My ten-year-old daughter Rose is a thoroughly modern child in many respects but one endearingly old-fashioned characteristic that she has is a deep love of Enid Blyton. She thrilled to the Malory Towers books, as well as the BBC’s uncharacteristically old-fashioned adaptation, and was equally enamoured of the The Secret Seven, although curiously, she was left entirely cold by the wilder antics of the The Famous Five.
However, a particular favourite were the four Faraway Tree books that Blyton wrote between 1939 and 1951, at the peak of her popularity and fame. They are hardly great literature, but as usual with Blyton, are rich in imaginative vigour, as she follows the fortunes of Jo, Bessie and Fanny, a trio of girls who discover the Faraway Tree. Menace – so often a key component of Blyton’s stories – is provided by Dame Slap, the fearsome proprietor of a kind of reform school for poorly behaved supernatural beings, but these are a million miles away from the more threatening tales of Lewis Carroll or Kenneth Grahame, where nature (or supernature) is red in tooth and claw. Instead, the Magic Faraway Tree is a land of contentment and mild adventure, devoid of any real danger.
They remain much-loved by children and parents alike, but how on earth they could be adapted for cinema in 2026 is a tricky issue. Eventually, Sam Mendes’ production company Neal Street hired Paddington 2 and Wonka screenwriter Simon Farnaby to adapt the books. Farnaby jettisons the period setting and brings the story firmly into the present day, casting Andrew Garfield and Claire Foy as, respectively, a dreamy would-be tomato sauce inventor and his electronics engineer wife, who quits her job on a point of principle after designing a talking fridge that can spy on its users. Such licence is a Farnaby innovation rather than a Blyton one, but perfectly in keeping with the mixture of humour and residual distrust of all things ‘modern’ that her books epitomise.
Ben Gregor’s film is, however, a strange and rather perplexing beast. It had a successful opening weekend at the box office, perhaps because it was cunningly released at the beginning of the Easter holidays, but when I took Rose to see it, I struggled to see who it was aimed at. It has all the tick-box qualities of any contemporary live-action children’s film, such as the now-obligatory diverse casting (Sir Lenny Henry has a brief cameo as one of a trio of clueless wise men, the Know-Alls) and an anti-screen, anti-technology ethos: ironic, really, given that its future audience will be watching it either on televisions or mobile phones.
It has all the tick-box qualities of any contemporary live-action children’s film, such as the now-obligatory diverse casting
Tonally, it’s an odd ride that combines straightforward sentimentality and special effects-infused wonder-by-numbers at the various enchanted lands that the characters visit with something stranger and more intriguing. The great Mark Heap has a one-scene cameo as the sinister Mr Oom-Boom-Boom, a low-grade wizard with the ability to reverse wishes, and he channels the same mixture of menace and hilarity that Terry Gilliam’s 1980s pictures such as Time Bandits and The Adventures of Baron Munchausen so effortlessly conjured up. The cast is universally strong, although I could have done without the young actor Delilah Bennett-Cardy’s perpetual expression of irritated misery, which wears thin long before her exasperated character eventually finds redemption.

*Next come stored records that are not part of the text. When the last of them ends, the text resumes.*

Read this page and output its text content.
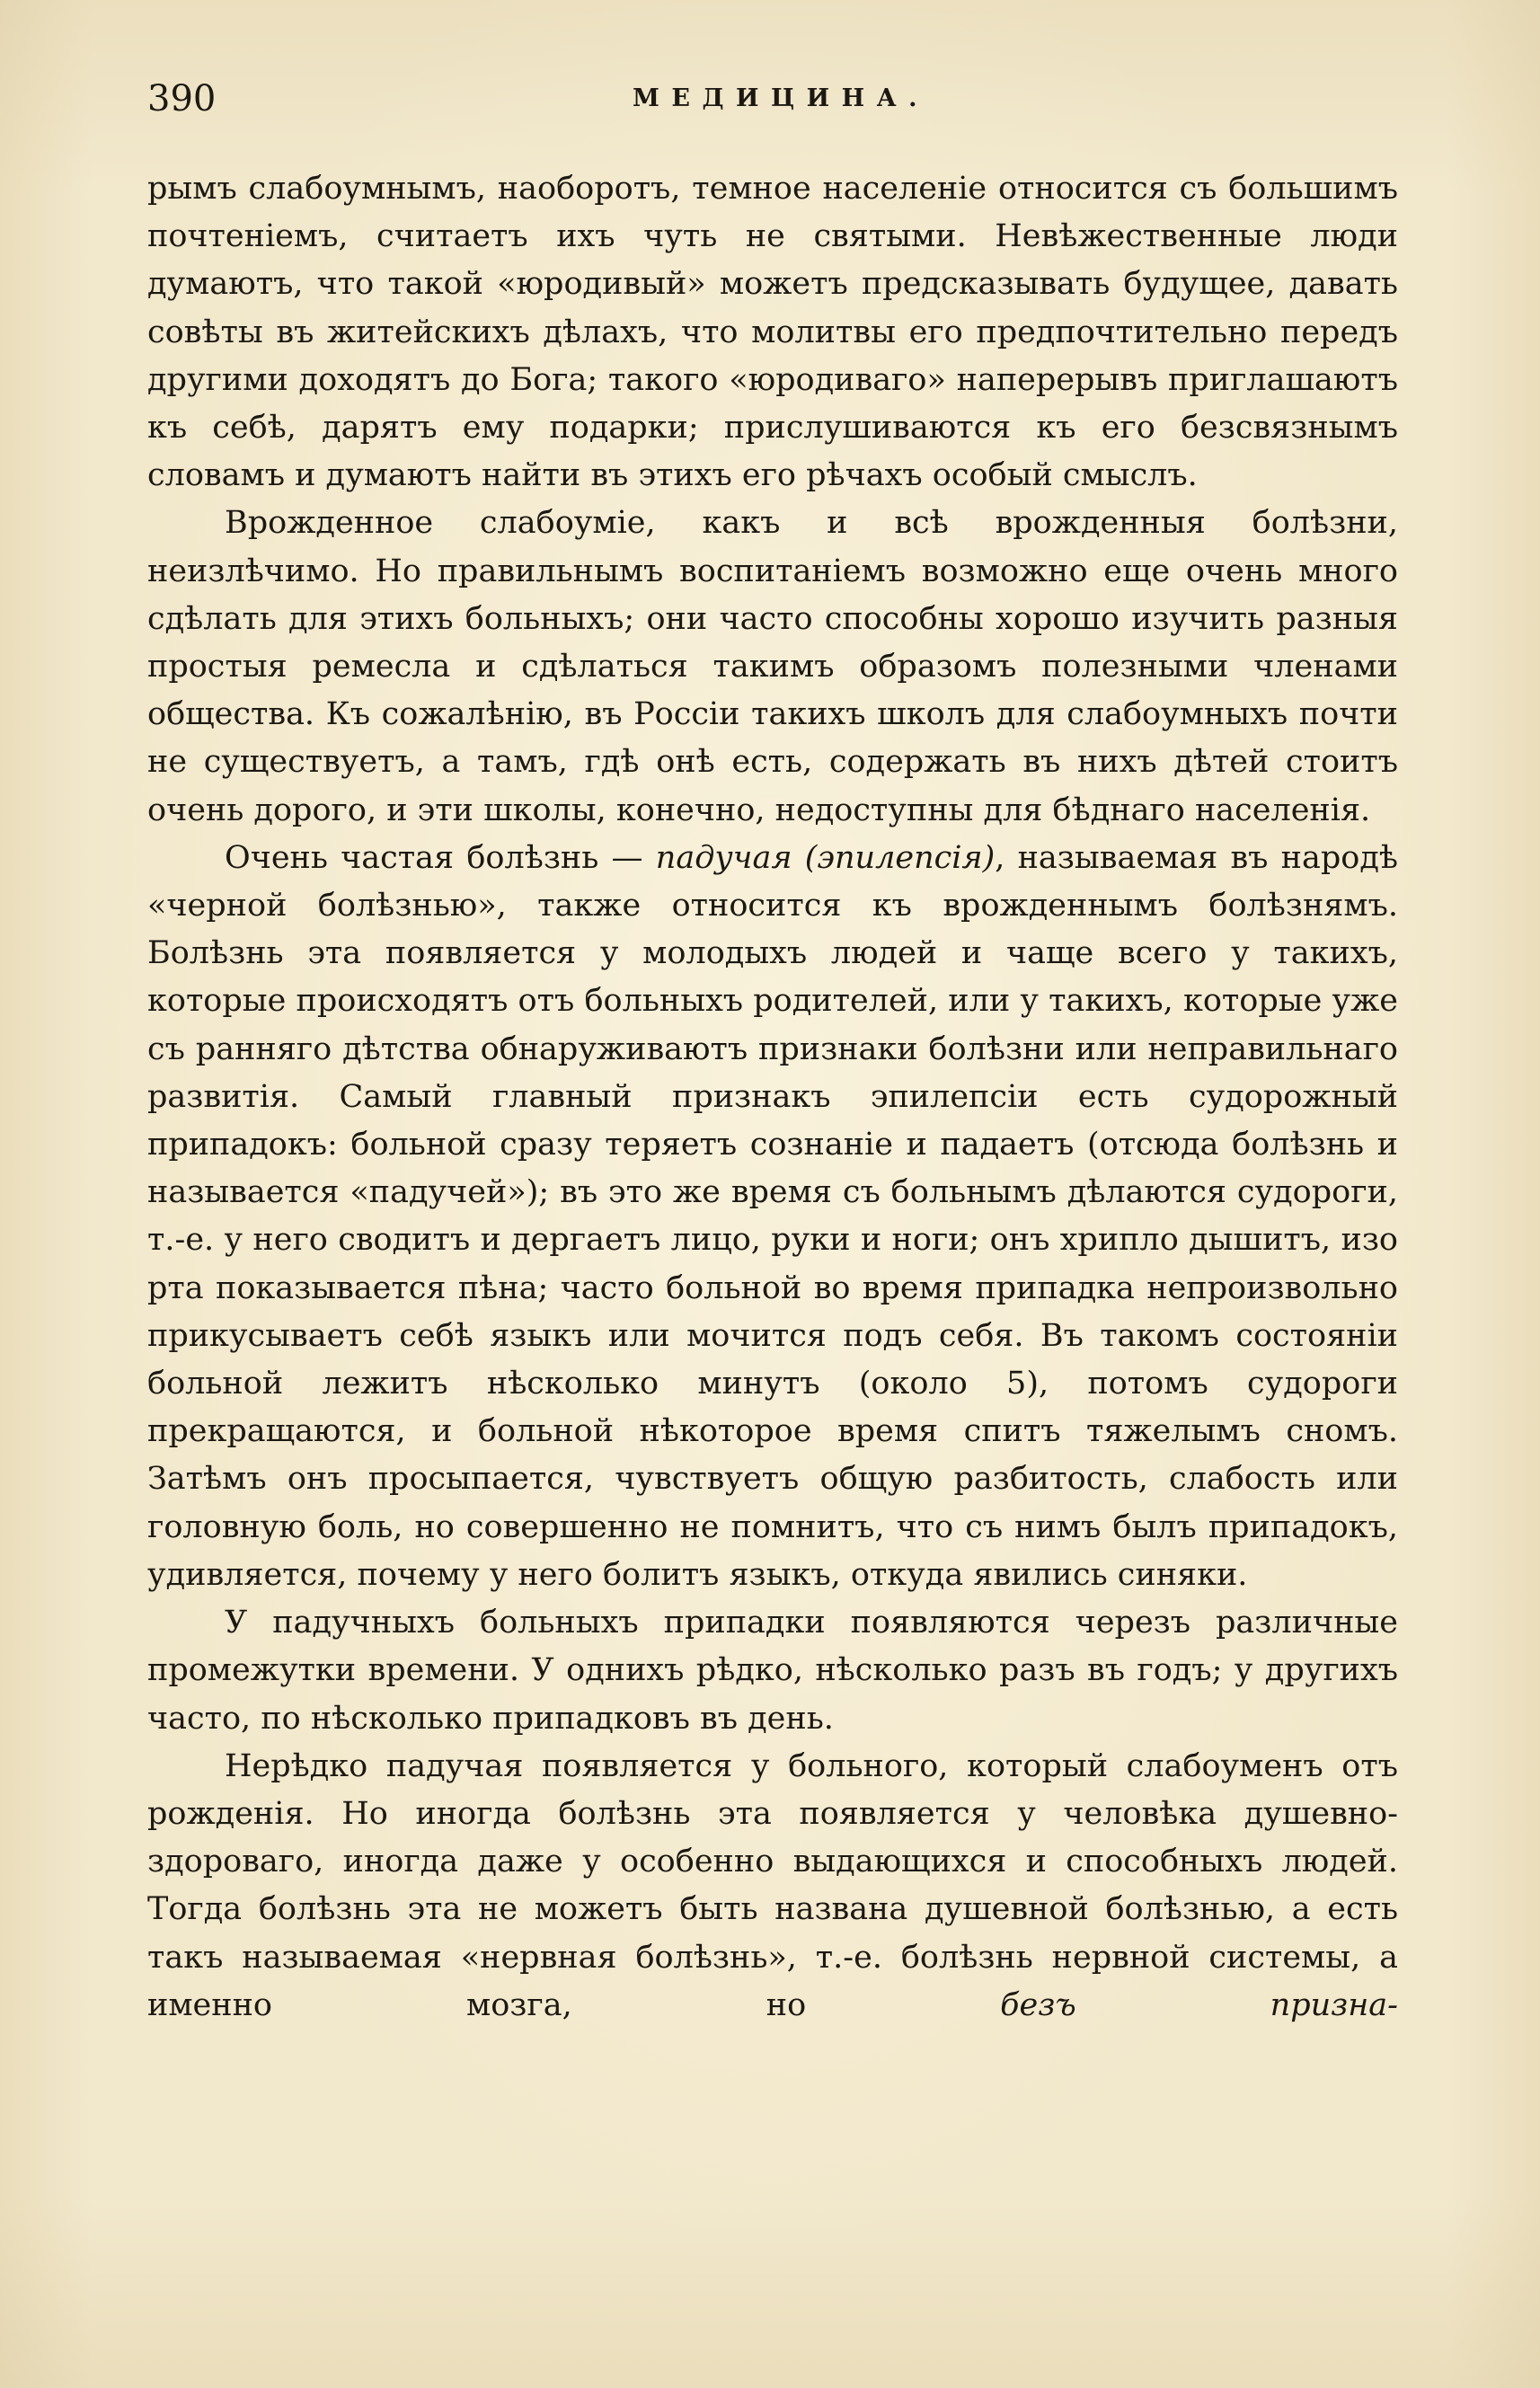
390	МЕДИЦИНА.

рымъ слабоумнымъ, наоборотъ, темное населеніе относится съ большимъ почтеніемъ, считаетъ ихъ чуть не святыми. Невѣжественные люди думаютъ, что такой «юродивый» можетъ предсказывать будущее, давать совѣты въ житейскихъ дѣлахъ, что молитвы его предпочтительно передъ другими доходятъ до Бога; такого «юродиваго» наперерывъ приглашаютъ къ себѣ, дарятъ ему подарки; прислушиваются къ его безсвязнымъ словамъ и думаютъ найти въ этихъ его рѣчахъ особый смыслъ.

Врожденное слабоуміе, какъ и всѣ врожденныя болѣзни, неизлѣчимо. Но правильнымъ воспитаніемъ возможно еще очень много сдѣлать для этихъ больныхъ; они часто способны хорошо изучить разныя простыя ремесла и сдѣлаться такимъ образомъ полезными членами общества. Къ сожалѣнію, въ Россіи такихъ школъ для слабоумныхъ почти не существуетъ, а тамъ, гдѣ онѣ есть, содержать въ нихъ дѣтей стоитъ очень дорого, и эти школы, конечно, недоступны для бѣднаго населенія.

Очень частая болѣзнь — падучая (эпилепсія), называемая въ народѣ «черной болѣзнью», также относится къ врожденнымъ болѣзнямъ. Болѣзнь эта появляется у молодыхъ людей и чаще всего у такихъ, которые происходятъ отъ больныхъ родителей, или у такихъ, которые уже съ ранняго дѣтства обнаруживаютъ признаки болѣзни или неправильнаго развитія. Самый главный признакъ эпилепсіи есть судорожный припадокъ: больной сразу теряетъ сознаніе и падаетъ (отсюда болѣзнь и называется «падучей»); въ это же время съ больнымъ дѣлаются судороги, т.-е. у него сводитъ и дергаетъ лицо, руки и ноги; онъ хрипло дышитъ, изо рта показывается пѣна; часто больной во время припадка непроизвольно прикусываетъ себѣ языкъ или мочится подъ себя. Въ такомъ состояніи больной лежитъ нѣсколько минутъ (около 5), потомъ судороги прекращаются, и больной нѣкоторое время спитъ тяжелымъ сномъ. Затѣмъ онъ просыпается, чувствуетъ общую разбитость, слабость или головную боль, но совершенно не помнитъ, что съ нимъ былъ припадокъ, удивляется, почему у него болитъ языкъ, откуда явились синяки.

У падучныхъ больныхъ припадки появляются черезъ различные промежутки времени. У однихъ рѣдко, нѣсколько разъ въ годъ; у другихъ часто, по нѣсколько припадковъ въ день.

Нерѣдко падучая появляется у больного, который слабоуменъ отъ рожденія. Но иногда болѣзнь эта появляется у человѣка душевно-здороваго, иногда даже у особенно выдающихся и способныхъ людей. Тогда болѣзнь эта не можетъ быть названа душевной болѣзнью, а есть такъ называемая «нервная болѣзнь», т.-е. болѣзнь нервной системы, а именно мозга, но безъ призна-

Yet what I hadn’t remotely expected from the film – and what might yet do for it at the box office – is the overarching mood, which is less zany kid-focused adventure and more that of gentle but pervasive regret, helped immeasurably by Florence and the Machine keyboardist Isabella Summers’s melancholy and affecting score. Farnaby was, of course, the genius jointly responsible for Paddington 2, along with director Paul King, and there are well-attested stories of grown men (OK, me) being moved to tears by several moments in that remarkable film, largely driven by the presence of large, special effects-created bears.
There is a similar mournful sense of a loss of innocence here, driven by excellent work from both Garfield and Foy as the adult leads. Dare I say it, they’re actually more interesting characters than their children, and given rather more to do, which skews this away from being the kid-friendly blockbuster this is surely intended to be and instead invents a new genre for adults looking over their lives and wishing that they had never lost the joie de vivre that they had in their youth.
I certainly hadn’t expected the adventures of Dame Washalot, Moon-Face, Silky et al to produce quite so deep an emotional reaction, but as I left the cinema complaining about ‘something in my eye’, I wondered if it was time, after all, to revisit the work of Blyton – by common consent, one of the coldest and most efficient bestselling writers there has ever been – and seek a hitherto undetected level of heart in it. I may well be disappointed, but it’s a mark of how peculiar, and yet how oddly affecting, The Magic Faraway Tree is that I was even tempted to do so.